Durante os meses de stay period e sua prorrogação, com base em projeções financeiras conservadoras e condizentes com a nova realidade de caixa pós-crise do coronavírus, a empresa apresentará uma proposta de pagamento aos credores. O tempo médio até a deliberação definitiva sobre a proposta de pagamento é de 17 meses, período em que a blindagem da empresa preserva o negócio contra dívidas acumuladas.
A proposta de pagamento aos credores é dividida e tratada em até 4 (quatro) categorias: (i) a classe dos créditos de natureza trabalhista, como verbas não pagas para empregados e ex-empregados, inclusive acordos judiciais descumpridos; (ii) credores com garantia real, habitualmente as dívidas com instituições financeiras não cumpridas, onde foram oferecidas garantias; (iii) credores quirografários, dívidas comuns em aberto, como fornecedores; e, por fim, (iv) credores enquadrados como micro e pequenas empresas.
Com poucas exceções, as propostas de meios de pagamento, comumente, são aprovadas pelos credores planos com carência, deságios representativos (descontos) e alongamento. Para as dívidas tributárias, as empresas em recuperação judicial poderão aderir a um parcelamento especial.
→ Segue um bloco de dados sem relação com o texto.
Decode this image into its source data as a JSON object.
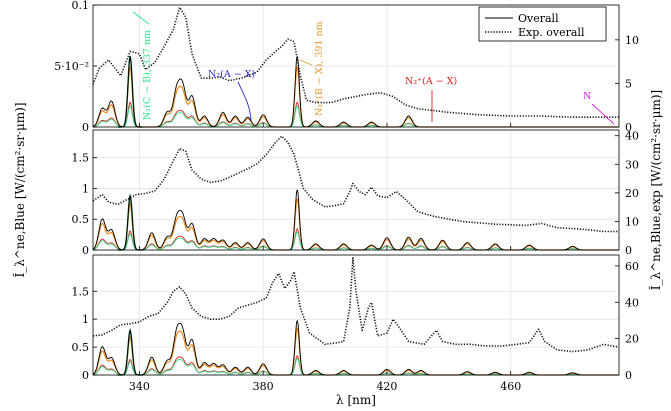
{
  "chart_data": {
    "type": "line",
    "xlabel": "λ [nm]",
    "ylabel_left": "Î_λ^ne,Blue [W/(cm²·sr·μm)]",
    "ylabel_right": "Î_λ^ne,Blue,exp [W/(cm²·sr·μm)]",
    "xlim": [
      325,
      495
    ],
    "xticks": [
      340,
      380,
      420,
      460
    ],
    "grid": true,
    "legend": {
      "placement": "top-right",
      "entries": [
        {
          "label": "Overall",
          "style": "solid"
        },
        {
          "label": "Exp. overall",
          "style": "dotted"
        }
      ]
    },
    "panels": [
      {
        "id": "top",
        "ylim_left": [
          0,
          0.1
        ],
        "yticks_left": [
          {
            "v": 0.1,
            "label": "0.1"
          },
          {
            "v": 0.05,
            "label": "5·10⁻²"
          },
          {
            "v": 0,
            "label": "0"
          }
        ],
        "ylim_right": [
          0,
          14
        ],
        "yticks_right": [
          {
            "v": 10,
            "label": "10"
          },
          {
            "v": 5,
            "label": "5"
          },
          {
            "v": 0,
            "label": "0"
          }
        ],
        "sim_peaks": [
          [
            328,
            0.015
          ],
          [
            331,
            0.021
          ],
          [
            337,
            0.058
          ],
          [
            349,
            0.012
          ],
          [
            352,
            0.028
          ],
          [
            354,
            0.031
          ],
          [
            357,
            0.025
          ],
          [
            361,
            0.009
          ],
          [
            367,
            0.012
          ],
          [
            371,
            0.009
          ],
          [
            375,
            0.008
          ],
          [
            380,
            0.01
          ],
          [
            391,
            0.058
          ],
          [
            397,
            0.005
          ],
          [
            406,
            0.004
          ],
          [
            415,
            0.004
          ],
          [
            427,
            0.009
          ]
        ],
        "exp": [
          [
            325,
            0.035
          ],
          [
            327,
            0.048
          ],
          [
            330,
            0.055
          ],
          [
            334,
            0.042
          ],
          [
            337,
            0.062
          ],
          [
            340,
            0.06
          ],
          [
            342,
            0.047
          ],
          [
            345,
            0.053
          ],
          [
            348,
            0.066
          ],
          [
            351,
            0.08
          ],
          [
            353,
            0.098
          ],
          [
            355,
            0.09
          ],
          [
            357,
            0.06
          ],
          [
            360,
            0.04
          ],
          [
            363,
            0.04
          ],
          [
            366,
            0.041
          ],
          [
            369,
            0.038
          ],
          [
            373,
            0.04
          ],
          [
            376,
            0.043
          ],
          [
            378,
            0.045
          ],
          [
            381,
            0.055
          ],
          [
            384,
            0.062
          ],
          [
            386,
            0.066
          ],
          [
            388,
            0.072
          ],
          [
            390,
            0.07
          ],
          [
            392,
            0.042
          ],
          [
            394,
            0.022
          ],
          [
            397,
            0.02
          ],
          [
            402,
            0.02
          ],
          [
            406,
            0.023
          ],
          [
            410,
            0.025
          ],
          [
            414,
            0.027
          ],
          [
            418,
            0.028
          ],
          [
            422,
            0.025
          ],
          [
            426,
            0.018
          ],
          [
            430,
            0.015
          ],
          [
            440,
            0.012
          ],
          [
            450,
            0.01
          ],
          [
            460,
            0.009
          ],
          [
            470,
            0.009
          ],
          [
            480,
            0.008
          ],
          [
            495,
            0.008
          ]
        ],
        "annotations": [
          {
            "text": "N₂(C − B), 337 nm",
            "color": "#2ee08a"
          },
          {
            "text": "N₂(A − X)",
            "color": "#2b2bd6"
          },
          {
            "text": "N₂⁺(B − X), 391 nm",
            "color": "#e69a2e"
          },
          {
            "text": "N₂⁺(A − X)",
            "color": "#e02020"
          },
          {
            "text": "N",
            "color": "#e020e0"
          }
        ]
      },
      {
        "id": "middle",
        "ylim_left": [
          0,
          1.95
        ],
        "yticks_left": [
          {
            "v": 1.5,
            "label": "1.5"
          },
          {
            "v": 1,
            "label": "1"
          },
          {
            "v": 0.5,
            "label": "0.5"
          },
          {
            "v": 0,
            "label": "0"
          }
        ],
        "ylim_right": [
          0,
          42
        ],
        "yticks_right": [
          {
            "v": 40,
            "label": "40"
          },
          {
            "v": 30,
            "label": "30"
          },
          {
            "v": 20,
            "label": "20"
          },
          {
            "v": 10,
            "label": "10"
          },
          {
            "v": 0,
            "label": "0"
          }
        ],
        "sim_peaks": [
          [
            328,
            0.5
          ],
          [
            331,
            0.32
          ],
          [
            337,
            0.88
          ],
          [
            344,
            0.28
          ],
          [
            349,
            0.21
          ],
          [
            352,
            0.47
          ],
          [
            354,
            0.5
          ],
          [
            357,
            0.42
          ],
          [
            361,
            0.18
          ],
          [
            364,
            0.18
          ],
          [
            367,
            0.16
          ],
          [
            371,
            0.12
          ],
          [
            375,
            0.12
          ],
          [
            380,
            0.18
          ],
          [
            391,
            0.98
          ],
          [
            397,
            0.1
          ],
          [
            406,
            0.1
          ],
          [
            415,
            0.08
          ],
          [
            420,
            0.2
          ],
          [
            427,
            0.21
          ],
          [
            431,
            0.19
          ],
          [
            438,
            0.16
          ],
          [
            446,
            0.12
          ],
          [
            455,
            0.1
          ],
          [
            466,
            0.08
          ],
          [
            480,
            0.06
          ]
        ],
        "exp": [
          [
            325,
            0.8
          ],
          [
            328,
            0.9
          ],
          [
            330,
            0.78
          ],
          [
            333,
            0.74
          ],
          [
            336,
            0.82
          ],
          [
            339,
            0.9
          ],
          [
            342,
            0.92
          ],
          [
            345,
            0.96
          ],
          [
            348,
            1.15
          ],
          [
            351,
            1.45
          ],
          [
            353,
            1.65
          ],
          [
            355,
            1.6
          ],
          [
            357,
            1.3
          ],
          [
            360,
            1.15
          ],
          [
            363,
            1.1
          ],
          [
            366,
            1.12
          ],
          [
            369,
            1.18
          ],
          [
            372,
            1.25
          ],
          [
            375,
            1.32
          ],
          [
            378,
            1.4
          ],
          [
            381,
            1.55
          ],
          [
            384,
            1.75
          ],
          [
            386,
            1.85
          ],
          [
            388,
            1.75
          ],
          [
            390,
            1.55
          ],
          [
            393,
            1.0
          ],
          [
            396,
            0.82
          ],
          [
            400,
            0.7
          ],
          [
            403,
            0.72
          ],
          [
            406,
            0.75
          ],
          [
            408,
            0.95
          ],
          [
            409,
            1.08
          ],
          [
            411,
            0.95
          ],
          [
            413,
            0.9
          ],
          [
            415,
            1.02
          ],
          [
            417,
            0.88
          ],
          [
            420,
            0.85
          ],
          [
            423,
            0.95
          ],
          [
            426,
            0.82
          ],
          [
            430,
            0.62
          ],
          [
            435,
            0.55
          ],
          [
            440,
            0.5
          ],
          [
            445,
            0.46
          ],
          [
            450,
            0.44
          ],
          [
            455,
            0.42
          ],
          [
            460,
            0.41
          ],
          [
            465,
            0.4
          ],
          [
            470,
            0.43
          ],
          [
            475,
            0.36
          ],
          [
            480,
            0.35
          ],
          [
            485,
            0.33
          ],
          [
            490,
            0.3
          ],
          [
            495,
            0.3
          ]
        ]
      },
      {
        "id": "bottom",
        "ylim_left": [
          0,
          2.15
        ],
        "yticks_left": [
          {
            "v": 1.5,
            "label": "1.5"
          },
          {
            "v": 1,
            "label": "1"
          },
          {
            "v": 0.5,
            "label": "0.5"
          },
          {
            "v": 0,
            "label": "0"
          }
        ],
        "ylim_right": [
          0,
          66
        ],
        "yticks_right": [
          {
            "v": 60,
            "label": "60"
          },
          {
            "v": 40,
            "label": "40"
          },
          {
            "v": 20,
            "label": "20"
          },
          {
            "v": 0,
            "label": "0"
          }
        ],
        "sim_peaks": [
          [
            328,
            0.5
          ],
          [
            331,
            0.3
          ],
          [
            337,
            0.8
          ],
          [
            344,
            0.32
          ],
          [
            349,
            0.25
          ],
          [
            352,
            0.7
          ],
          [
            354,
            0.7
          ],
          [
            357,
            0.62
          ],
          [
            361,
            0.22
          ],
          [
            364,
            0.2
          ],
          [
            367,
            0.18
          ],
          [
            371,
            0.14
          ],
          [
            375,
            0.14
          ],
          [
            380,
            0.2
          ],
          [
            391,
            0.98
          ],
          [
            397,
            0.08
          ],
          [
            406,
            0.08
          ],
          [
            420,
            0.1
          ],
          [
            427,
            0.1
          ],
          [
            431,
            0.08
          ],
          [
            446,
            0.06
          ],
          [
            455,
            0.05
          ],
          [
            466,
            0.05
          ],
          [
            480,
            0.04
          ]
        ],
        "exp": [
          [
            325,
            0.7
          ],
          [
            328,
            0.72
          ],
          [
            331,
            0.8
          ],
          [
            334,
            0.9
          ],
          [
            337,
            0.92
          ],
          [
            340,
            0.95
          ],
          [
            343,
            1.05
          ],
          [
            346,
            1.1
          ],
          [
            349,
            1.3
          ],
          [
            351,
            1.5
          ],
          [
            353,
            1.58
          ],
          [
            355,
            1.45
          ],
          [
            357,
            1.2
          ],
          [
            360,
            1.05
          ],
          [
            363,
            1.0
          ],
          [
            366,
            1.0
          ],
          [
            369,
            1.05
          ],
          [
            372,
            1.2
          ],
          [
            375,
            1.25
          ],
          [
            378,
            1.3
          ],
          [
            381,
            1.38
          ],
          [
            383,
            1.65
          ],
          [
            385,
            1.82
          ],
          [
            387,
            1.55
          ],
          [
            389,
            1.7
          ],
          [
            390,
            1.85
          ],
          [
            392,
            1.2
          ],
          [
            395,
            0.75
          ],
          [
            400,
            0.55
          ],
          [
            404,
            0.58
          ],
          [
            406,
            0.6
          ],
          [
            408,
            1.2
          ],
          [
            409,
            2.1
          ],
          [
            410,
            1.5
          ],
          [
            412,
            0.8
          ],
          [
            414,
            1.2
          ],
          [
            415,
            1.3
          ],
          [
            417,
            0.7
          ],
          [
            420,
            0.75
          ],
          [
            422,
            1.0
          ],
          [
            424,
            0.85
          ],
          [
            427,
            0.6
          ],
          [
            432,
            0.55
          ],
          [
            436,
            0.8
          ],
          [
            438,
            0.6
          ],
          [
            442,
            0.55
          ],
          [
            447,
            0.55
          ],
          [
            452,
            0.52
          ],
          [
            457,
            0.52
          ],
          [
            462,
            0.55
          ],
          [
            466,
            0.58
          ],
          [
            469,
            0.82
          ],
          [
            471,
            0.6
          ],
          [
            475,
            0.45
          ],
          [
            480,
            0.42
          ],
          [
            485,
            0.45
          ],
          [
            490,
            0.55
          ],
          [
            495,
            0.5
          ]
        ]
      }
    ]
  }
}
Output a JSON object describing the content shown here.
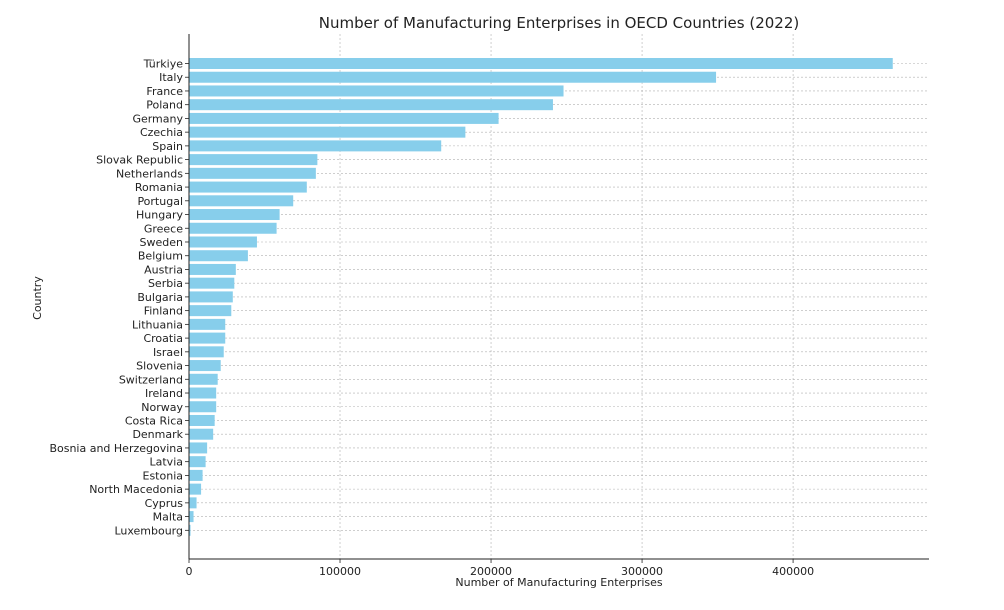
{
  "chart_data": {
    "type": "bar",
    "orientation": "horizontal",
    "title": "Number of Manufacturing Enterprises in OECD Countries (2022)",
    "xlabel": "Number of Manufacturing Enterprises",
    "ylabel": "Country",
    "xlim": [
      0,
      490000
    ],
    "xticks": [
      0,
      100000,
      200000,
      300000,
      400000
    ],
    "xtick_labels": [
      "0",
      "100000",
      "200000",
      "300000",
      "400000"
    ],
    "grid": true,
    "bar_color": "#87ceeb",
    "categories": [
      "Türkiye",
      "Italy",
      "France",
      "Poland",
      "Germany",
      "Czechia",
      "Spain",
      "Slovak Republic",
      "Netherlands",
      "Romania",
      "Portugal",
      "Hungary",
      "Greece",
      "Sweden",
      "Belgium",
      "Austria",
      "Serbia",
      "Bulgaria",
      "Finland",
      "Lithuania",
      "Croatia",
      "Israel",
      "Slovenia",
      "Switzerland",
      "Ireland",
      "Norway",
      "Costa Rica",
      "Denmark",
      "Bosnia and Herzegovina",
      "Latvia",
      "Estonia",
      "North Macedonia",
      "Cyprus",
      "Malta",
      "Luxembourg"
    ],
    "values": [
      466000,
      349000,
      248000,
      241000,
      205000,
      183000,
      167000,
      85000,
      84000,
      78000,
      69000,
      60000,
      58000,
      45000,
      39000,
      31000,
      30000,
      29000,
      28000,
      24000,
      24000,
      23000,
      21000,
      19000,
      18000,
      18000,
      17000,
      16000,
      12000,
      11000,
      9000,
      8000,
      5000,
      3000,
      1000
    ]
  }
}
A Recuperação Judicial permitirá, de forma completa, que as empresas renegociem substancialmente o passivo, além de diluir, por longo prazo, o enfrentamento das dívidas acumuladas no período de crise, garantindo ao mesmo tempo a proteção necessária para o soerguimento da atividade. No contexto da crise COVID-19, especialmente entre as médias e pequenas empresas, provavelmente haverá um significativo aumento de novos pedidos de Recuperação Judicial.